By  Dr. John E. Warren, Publisher San Diego Voice & Viewpoint Newspaper

As thousands of Americans march every week in cities across this great nation, it must be remembered that the protest without the vote is of no concern to Donald Trump and his administration.

In every city, there is a personal connection to the U.S. Congress. In too many cases, the member of Congress representing the people of that city and the congressional district in which it sits, is a Republican.
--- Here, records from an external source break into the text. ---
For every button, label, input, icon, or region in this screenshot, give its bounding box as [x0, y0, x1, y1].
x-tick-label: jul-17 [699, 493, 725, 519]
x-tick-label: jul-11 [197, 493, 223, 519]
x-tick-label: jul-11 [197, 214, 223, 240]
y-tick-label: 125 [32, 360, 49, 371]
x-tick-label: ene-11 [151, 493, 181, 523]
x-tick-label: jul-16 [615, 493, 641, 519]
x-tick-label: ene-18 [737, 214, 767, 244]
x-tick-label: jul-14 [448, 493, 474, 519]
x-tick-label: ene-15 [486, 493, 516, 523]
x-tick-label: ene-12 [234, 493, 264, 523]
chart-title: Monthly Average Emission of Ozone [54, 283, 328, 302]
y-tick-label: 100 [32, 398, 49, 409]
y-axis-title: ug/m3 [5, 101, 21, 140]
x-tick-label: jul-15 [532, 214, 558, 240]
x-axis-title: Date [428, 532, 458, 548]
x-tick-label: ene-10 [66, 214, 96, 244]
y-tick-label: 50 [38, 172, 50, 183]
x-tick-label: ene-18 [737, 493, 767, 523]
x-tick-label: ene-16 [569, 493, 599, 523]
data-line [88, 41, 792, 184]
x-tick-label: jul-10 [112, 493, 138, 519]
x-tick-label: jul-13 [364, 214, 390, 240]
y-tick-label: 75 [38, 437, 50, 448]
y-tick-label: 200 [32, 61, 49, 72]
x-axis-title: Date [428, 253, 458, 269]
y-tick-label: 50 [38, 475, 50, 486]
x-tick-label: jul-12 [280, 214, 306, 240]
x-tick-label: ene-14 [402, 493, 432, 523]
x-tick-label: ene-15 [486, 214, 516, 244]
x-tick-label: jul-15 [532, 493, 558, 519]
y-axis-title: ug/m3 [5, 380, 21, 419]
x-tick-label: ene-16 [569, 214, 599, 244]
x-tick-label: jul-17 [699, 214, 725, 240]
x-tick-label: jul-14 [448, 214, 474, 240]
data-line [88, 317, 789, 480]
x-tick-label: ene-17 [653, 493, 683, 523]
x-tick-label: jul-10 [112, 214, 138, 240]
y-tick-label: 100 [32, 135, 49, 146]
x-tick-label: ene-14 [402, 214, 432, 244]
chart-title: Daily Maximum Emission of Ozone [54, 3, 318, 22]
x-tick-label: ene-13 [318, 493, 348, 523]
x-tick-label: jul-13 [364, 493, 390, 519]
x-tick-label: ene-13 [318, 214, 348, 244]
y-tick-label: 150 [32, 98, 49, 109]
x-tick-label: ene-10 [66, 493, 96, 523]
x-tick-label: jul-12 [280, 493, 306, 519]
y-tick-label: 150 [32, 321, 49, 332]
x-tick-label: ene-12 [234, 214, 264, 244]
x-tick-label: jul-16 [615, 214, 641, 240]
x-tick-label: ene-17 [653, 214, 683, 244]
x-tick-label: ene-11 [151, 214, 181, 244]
It is the Republicans who are giving silent support to the destructive actions of those persons like the U.S. Attorney General, the Director of Homeland Security, and the National Intelligence Director, who are carrying out the revenge campaign of the President rather than upholding the oath of office each of them took “to Defend The Constitution of the United States.”

Just as Trump is gathering election data like having the FBI take all the election data in Georgia from the 2020 election, so must we organize in preparation for the coming primary season to have the right people on ballots in each Republican district, so that we can regain control of the House of Representatives and by doing so, restore the separation of powers and balance that our democracy is being deprived of.

In California, the primary comes in June 2026. The congressional races must be a priority just as much as the local election of people has been so important in keeping ICE from acquiring facilities to build more prisons around the country.

“We the People” are winning this battle, even though it might not look like it. Each of us must get involved now, right where we are.

In this Black History month, it is important to remember that all we have accomplished in this nation has been “in spite of” and not “because of.” Frederick Douglas said, “Power concedes nothing without a struggle.”

Today, the struggle is to maintain our very institutions and history. Our strength in this struggle rests in our “collectiveness.” Our newspapers and journalists are at the greatest risk. We must not personally add to the attack by ignoring those who have been our very foundation, our Black press.

Are you spending your dollars this Black History Month with those who salute and honor contributions by supporting those who tell our stories? Remember that silence is the same as consent and support for the opposition. Where do you stand and where will your dollars go?